Le sol était humide et pourri. Les feuilles qui le recouvraient étaient humides et pourries. L’humeur aussi était humide. Et pourrie.
La forêt ne faisait de cadeau à personne. Biche, renard, castor ou vieil humain abîmé. Tout le monde était logé à la même enseigne. Celle de la faim, de la soif et de la peur. La peur d’être la proie d’un chasseur dissimulé. La peur d’une traque qui sera quoiqu’il arrive terminée avant même d’avoir commencé.
Pourtant la cabane offrait un semblant de calme et de paix, seulement troublé par le bruissement des feuilles et de l’eau du ruisseau. Une eau claire, fraiche, belle et attirante. Si attirante que l’on avait envie de s’y plonger tout entier et ne plus ressortir. Une eau pourtant empoisonnée depuis des décennies par la scierie municipale. Une mort invisible, travestie en un torrent brillant qui tuait en quelques heures au prix d’atroces souffrances.
L’homme en avait été le témoin quand, rongée par la soif autant que par la lente agonie d’un espoir disparu, la femme s’y était essayée. Les cris résonnent encore des mois après entre les arbres et ricochent à l’infini dans sa mémoire. Le pire dans tout ça ? C’est que pendant que la femme passait de vie à trépas, une seule pensée l’habitait : la peur que quelqu’un les entende et ne vienne le priver de sa cabane.
Sa cabane… Elle n’était pourtant pas à lui. Pas à lui, ni même à personne d’ailleurs. Avait-elle seulement été possédée par quelqu’un par le passé ? N’était-ce pas le genre de cabane qui avait toujours été là ? Inutile et inutilisée ? Un tas de bois poussiéreux qui n’a jamais été habité et qui semble avoir poussé de lui-même, à la manière d’un vieux champignon sur un tronc pourri ?
Sa cabane était toujours là, alors que la femme, ne l’était plus. L’eau continuait de couler, et les feuilles de tomber. Pourtant rien n’était plus comme avant. La dernière conserve avait été ingurgitée il y a maintenant quelques jours. Il allait maintenant falloir partir à la chasse. Arrêter de se penser la proie, et devenir le prédateur. Un prédateur sans arme. Un prédateur aux dents émoussées, peinant à tenir debout, rongé par le désespoir, la soif et la faim. Un prédateur ne sachant pas chasser.

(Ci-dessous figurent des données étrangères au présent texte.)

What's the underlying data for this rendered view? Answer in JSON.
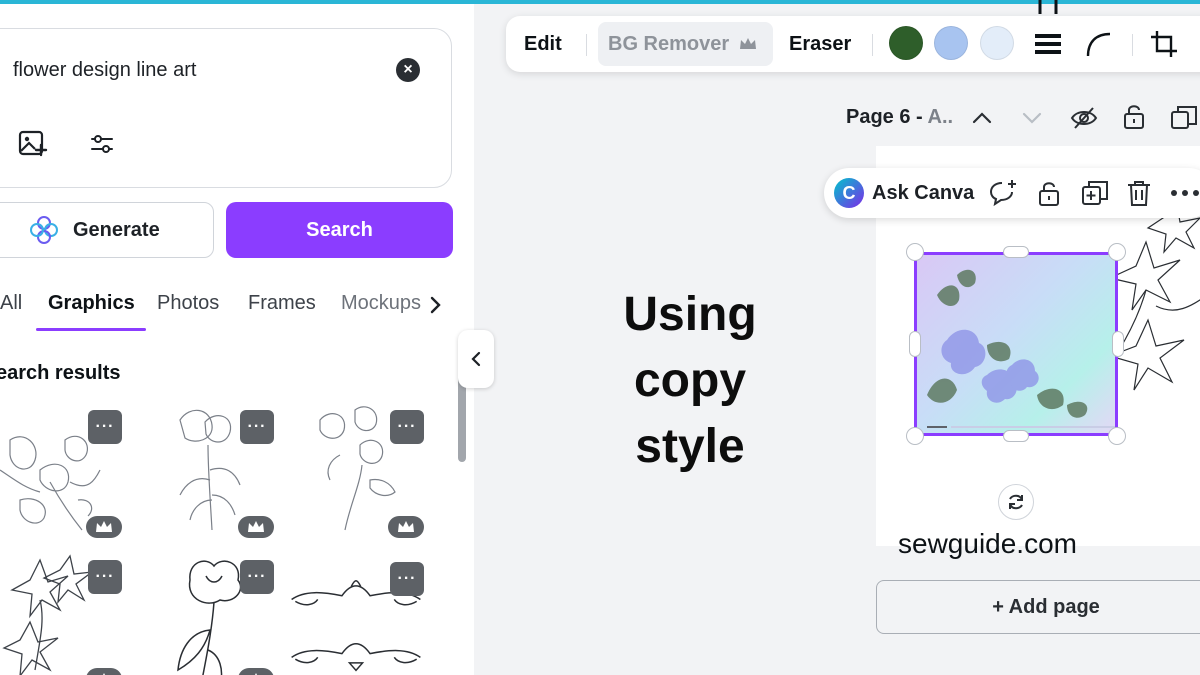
{
  "search": {
    "query": "flower design line art",
    "generate_label": "Generate",
    "search_label": "Search"
  },
  "tabs": [
    {
      "label": "All",
      "active": false
    },
    {
      "label": "Graphics",
      "active": true
    },
    {
      "label": "Photos",
      "active": false
    },
    {
      "label": "Frames",
      "active": false
    },
    {
      "label": "Mockups",
      "active": false
    }
  ],
  "results": {
    "title": "earch results",
    "more_label": "···",
    "items": [
      {
        "icon": "flower-sketch-1"
      },
      {
        "icon": "flower-sketch-2"
      },
      {
        "icon": "flower-sketch-3"
      },
      {
        "icon": "lily-corner"
      },
      {
        "icon": "poppy-stem"
      },
      {
        "icon": "flourish-divider"
      }
    ]
  },
  "toolbar": {
    "edit_label": "Edit",
    "bg_remover_label": "BG Remover",
    "eraser_label": "Eraser",
    "swatches": [
      "#2e5e2a",
      "#a8c4f0",
      "#e3edf9"
    ]
  },
  "page_controls": {
    "label_main": "Page 6 - ",
    "label_fade": "A.."
  },
  "overlay": {
    "lines": [
      "Using",
      "copy",
      "style"
    ]
  },
  "ask_canva": {
    "logo_letter": "C",
    "label": "Ask Canva"
  },
  "canvas": {
    "watermark": "sewguide.com",
    "add_page_label": "+ Add page"
  },
  "colors": {
    "accent": "#8b3dff",
    "top_strip": "#2ab6d6"
  }
}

Le bruit de l’eau en contrebas sembla s’intensifier. Alors qu’il était assis à même le sol, adossé au chambranle de la porte en proie à la plus vive désespérance de sa courte existence. L’idée d’utiliser ses dernière forces pour aller s’abreuver à la rivière une bonne fois pour toute revint dans son esprit.
C’est à ce moment qu’il remarqua la biche qui le regardait immobile à quelques mètres sur la gauche. Une biche au poil brillant et au regard vif. Une biche qui s’abreuvait dans le ruisseau, comme un pied de nez à la précarité de sa condition. Il avait soif. Il avait tellement soif.